• SmoothOperator@lemmy.world
    link
    fedilink
    arrow-up
    16
    ·
    1 year ago

    Hmm, sounds more like they are adding structures to the images such that what is clearly a picture of a dog registers as a picture of a cat to an AI. I suppose this can be done by altering the pixels in a way invisible to humans, but visible to AI, adding a cat into the “ghost pixels”.

    • Mirodir
      link
      fedilink
      arrow-up
      14
      ·
      edit-2
      1 year ago

      I went and skimmed the paper because I was curious too.

      If my skimming is correct, what they do is similar to adversarial attacks on classifiers, where a second model learns to change as few pixels as possible to confuse a classifier into giving a wrong prediction.

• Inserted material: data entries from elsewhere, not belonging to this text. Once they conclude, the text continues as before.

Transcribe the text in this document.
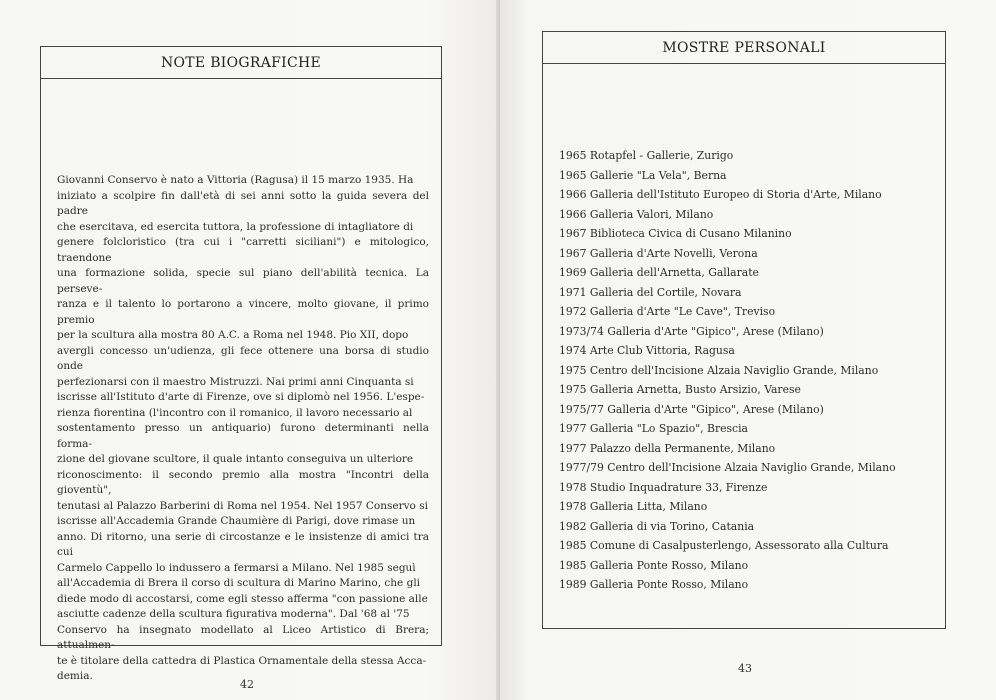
NOTE BIOGRAFICHE

Giovanni Conservo è nato a Vittoria (Ragusa) il 15 marzo 1935. Ha
iniziato a scolpire fin dall'età di sei anni sotto la guida severa del padre
che esercitava, ed esercita tuttora, la professione di intagliatore di
genere folcloristico (tra cui i "carretti siciliani") e mitologico, traendone
una formazione solida, specie sul piano dell'abilità tecnica. La perseve-
ranza e il talento lo portarono a vincere, molto giovane, il primo premio
per la scultura alla mostra 80 A.C. a Roma nel 1948. Pio XII, dopo
avergli concesso un'udienza, gli fece ottenere una borsa di studio onde
perfezionarsi con il maestro Mistruzzi. Nai primi anni Cinquanta si
iscrisse all'Istituto d'arte di Firenze, ove si diplomò nel 1956. L'espe-
rienza fiorentina (l'incontro con il romanico, il lavoro necessario al
sostentamento presso un antiquario) furono determinanti nella forma-
zione del giovane scultore, il quale intanto conseguiva un ulteriore
riconoscimento: il secondo premio alla mostra "Incontri della gioventù",
tenutasi al Palazzo Barberini di Roma nel 1954. Nel 1957 Conservo si
iscrisse all'Accademia Grande Chaumière di Parigi, dove rimase un
anno. Di ritorno, una serie di circostanze e le insistenze di amici tra cui
Carmelo Cappello lo indussero a fermarsi a Milano. Nel 1985 seguì
all'Accademia di Brera il corso di scultura di Marino Marino, che gli
diede modo di accostarsi, come egli stesso afferma "con passione alle
asciutte cadenze della scultura figurativa moderna". Dal '68 al '75
Conservo ha insegnato modellato al Liceo Artistico di Brera; attualmen-
te è titolare della cattedra di Plastica Ornamentale della stessa Acca-
demia.

42
MOSTRE PERSONALI
1965 Rotapfel - Gallerie, Zurigo
1965 Gallerie "La Vela", Berna
1966 Galleria dell'Istituto Europeo di Storia d'Arte, Milano
1966 Galleria Valori, Milano
1967 Biblioteca Civica di Cusano Milanino
1967 Galleria d'Arte Novelli, Verona
1969 Galleria dell'Arnetta, Gallarate
1971 Galleria del Cortile, Novara
1972 Galleria d'Arte "Le Cave", Treviso
1973/74 Galleria d'Arte "Gipico", Arese (Milano)
1974 Arte Club Vittoria, Ragusa
1975 Centro dell'Incisione Alzaia Naviglio Grande, Milano
1975 Galleria Arnetta, Busto Arsizio, Varese
1975/77 Galleria d'Arte "Gipico", Arese (Milano)
1977 Galleria "Lo Spazio", Brescia
1977 Palazzo della Permanente, Milano
1977/79 Centro dell'Incisione Alzaia Naviglio Grande, Milano
1978 Studio Inquadrature 33, Firenze
1978 Galleria Litta, Milano
1982 Galleria di via Torino, Catania
1985 Comune di Casalpusterlengo, Assessorato alla Cultura
1985 Galleria Ponte Rosso, Milano
1989 Galleria Ponte Rosso, Milano
43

      Looking at the examples of dogs and cats: They find pictures of dogs where by making only minimal changes, invisible to the naked eye, they can get the autoencoder to spit out (almost) the same latent representation as an image of a cat would have. Done to enough dog-images, this will then confuse the underlying diffusion model to produce latent representations of cat images when prompted to generate a dog. Edit for clarity: Those generated latent representations would then decode into cat images.

      If my thinking doesn’t fail me, this attack could easily be thwarted by unfreezing the pretrained autoencoder. In the paper that introduced latent diffusion they write that such approaches already exist. If “Nightshade” takes off, I’m sure those approaches would be refined and used. Even just finetuning the autoencoder for a few epochs first should be enough to move the latent representations of the poisoned dog images and those of the cat images they’re meant to resemble far enough apart to make the attack meaningless.

      Edit: I also wonder how robust this attack is against just adding an imperceptible amount of noise to the poisoned images.